For anyone living in exile, Super Bowl LII kicks off in Minneapolis at 6:30 EST this Sunday. Here at Icy Schemes, there’s a vested interest in this game, as founder Admin Tam’s former bandwagon team, the Eagles, faces off against his newly-pledged franchise, the Patriots. The stakes are high: not only is a championship on the line, so too is the future of Tam’s NFL fandom. And as much as I hate to admit, I think the Patriots will emerge from this contest as Super Bowl Champions for the sixth time. But to simply pick the Patriots is to discount the greatness we’ve seen from Nick Foles and the Eagles’ roster, as a whole. This game will be close—I mean, really close–and to be completely honest, I wouldn’t be surprised if this is the year the Pats’ luck runs out.

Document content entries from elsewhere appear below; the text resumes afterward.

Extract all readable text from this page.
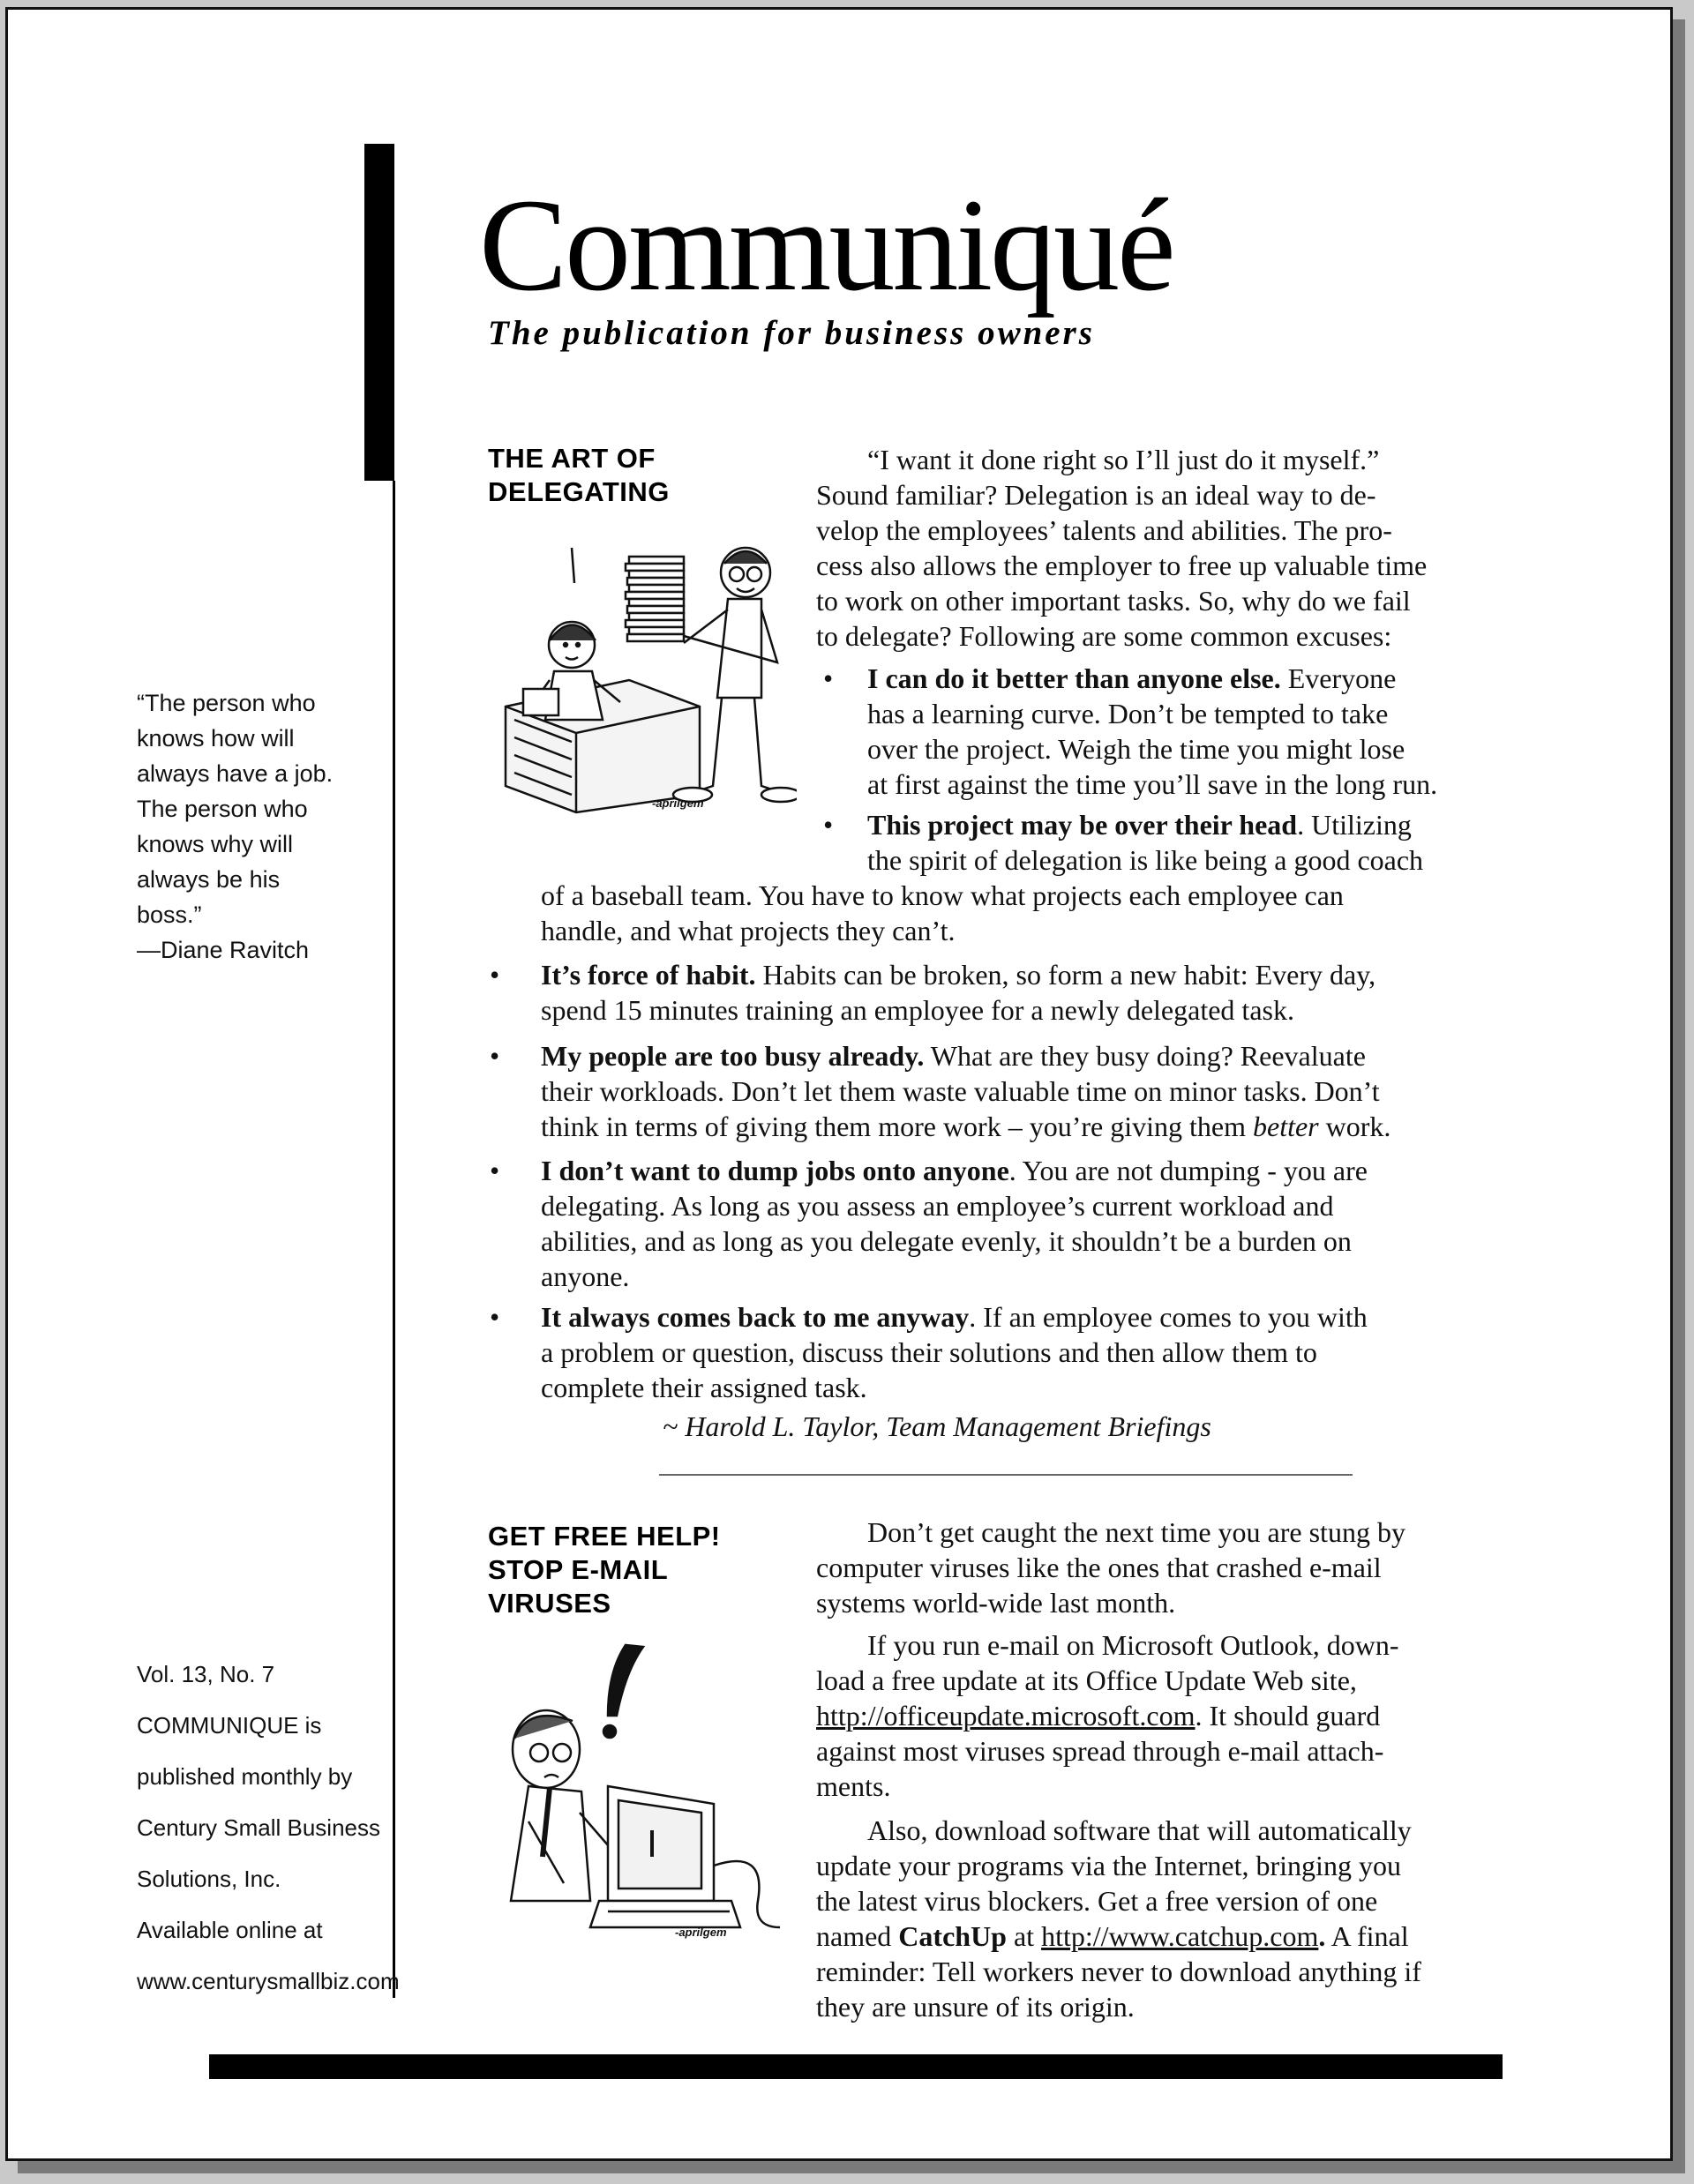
Communiqué
The publication for business owners
“The person who knows how will always have a job. The person who knows why will always be his boss.”
—Diane Ravitch
Vol. 13, No. 7
COMMUNIQUE is
published monthly by
Century Small Business
Solutions, Inc.
Available online at
www.centurysmallbiz.com
THE ART OF
DELEGATING
-aprilgem
“I want it done right so I’ll just do it myself.”
Sound familiar? Delegation is an ideal way to de-
velop the employees’ talents and abilities. The pro-
cess also allows the employer to free up valuable time
to work on other important tasks. So, why do we fail
to delegate? Following are some common excuses:
• I can do it better than anyone else. Everyone
has a learning curve. Don’t be tempted to take
over the project. Weigh the time you might lose
at first against the time you’ll save in the long run.
• This project may be over their head. Utilizing
the spirit of delegation is like being a good coach
of a baseball team. You have to know what projects each employee can
handle, and what projects they can’t.
• It’s force of habit. Habits can be broken, so form a new habit: Every day,
spend 15 minutes training an employee for a newly delegated task.
• My people are too busy already. What are they busy doing? Reevaluate
their workloads. Don’t let them waste valuable time on minor tasks. Don’t
think in terms of giving them more work – you’re giving them better work.
• I don’t want to dump jobs onto anyone. You are not dumping - you are
delegating. As long as you assess an employee’s current workload and
abilities, and as long as you delegate evenly, it shouldn’t be a burden on
anyone.
• It always comes back to me anyway. If an employee comes to you with
a problem or question, discuss their solutions and then allow them to
complete their assigned task.
~ Harold L. Taylor, Team Management Briefings
GET FREE HELP!
STOP E-MAIL
VIRUSES
-aprilgem
Don’t get caught the next time you are stung by
computer viruses like the ones that crashed e-mail
systems world-wide last month.
If you run e-mail on Microsoft Outlook, down-
load a free update at its Office Update Web site,
http://officeupdate.microsoft.com. It should guard
against most viruses spread through e-mail attach-
ments.
Also, download software that will automatically
update your programs via the Internet, bringing you
the latest virus blockers. Get a free version of one
named CatchUp at http://www.catchup.com. A final
reminder: Tell workers never to download anything if
they are unsure of its origin.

Don’t kid yourselves: it’s no surprise that we find the top two seeds in the playoffs meeting on Sunday. Yes, the narrative being advanced is that the Wentz-less Eagles stand no chance behind quarterback Nick Foles, a guy who contemplated walking away from the game less than two years ago. But numbers don’t lie: the very same man has completed 75% of his passes in back-to-back playoff games—any idea how many times that’s been done before? One time. By Joe Montana. Not only is Foles’ greatness being overlooked by Vegas odds makers, his success opens the door for a quarterback controversy in Philadelphia next season. Indeed, these playoffs have exposed Carson Wentz for what he is: a glorified system quarterback who reaped the benefits of Doug Pederson’s offensive schemes. That’s why the team can plug in 29-year-young journeyman Foles and not only win playoff games, but demolish the best roster in the NFL (Minnesota Vikings) by a margin of 31 points. The Minnesota win also speaks to the depth of the Eagles roster, which, according to Pro Football Focus, will take the field with 14 of the top 20 of the game’s best participants. To throw a few more numbers in the mix, the Eagles’ rushing attack ranked third in the league while their defense ranked second in points allowed during the regular season. For these reasons, I’m not ruling an Eagles victory out of the realm of possibility.
The Patriots are currently four-point favorites—I would avoid this line entirely if I were a betting man. First of all, it’s impossible to know whether the Pats will come out and “lay some pipe” (in the words of Instagram sage J.R. Smith), or amass an inexplicable comeback (I say “inexplicable” because the Patriots’ comebacks can no longer be considered “miraculous” or even “unbelievable”) in the game’s final minutes. If the Pats’ previous Super Bowl appearances are indicative of this game’s outcome, it will be extremely close, to put it mildly. In Brady and Belichick’s seven Super Bowls, the Patriots have outscored opponents 169 to 157: for all you numbers guys, that’s an average differential of 1.7 points per game. Above all, the Pats’ 5-2 record in these games is testament to Belichick’s brilliant in-game adjustments. In recent playoff comeback victories, the Pats outscored the Seahawks by 14 points in the fourth quarter of Super Bowl XLIX, the Falcons by 25 in the fourth quarter/overtime of last year’s Super Bowl, and the Jaguars by 11 in the fourth quarter of this year’s AFC Championship. It makes you wonder how exactly 40-year-old Tom Brady is sustaining this level of success. If only he were broadcasting a docu-series on Facebook or writing a book on “How to Achieve a Lifetime of Sustained Peak Performance”. . . guess we’ll never know. But I digress. I have to take the Patriots to win this game in a close one, but I’m not confident in my pick. This could be the year their luck runs out. You have no idea how much it would please me to see Brady, self-appointed “King in the North,” kneel to pledge fealty to a superior roster led by a quarterback chasing history.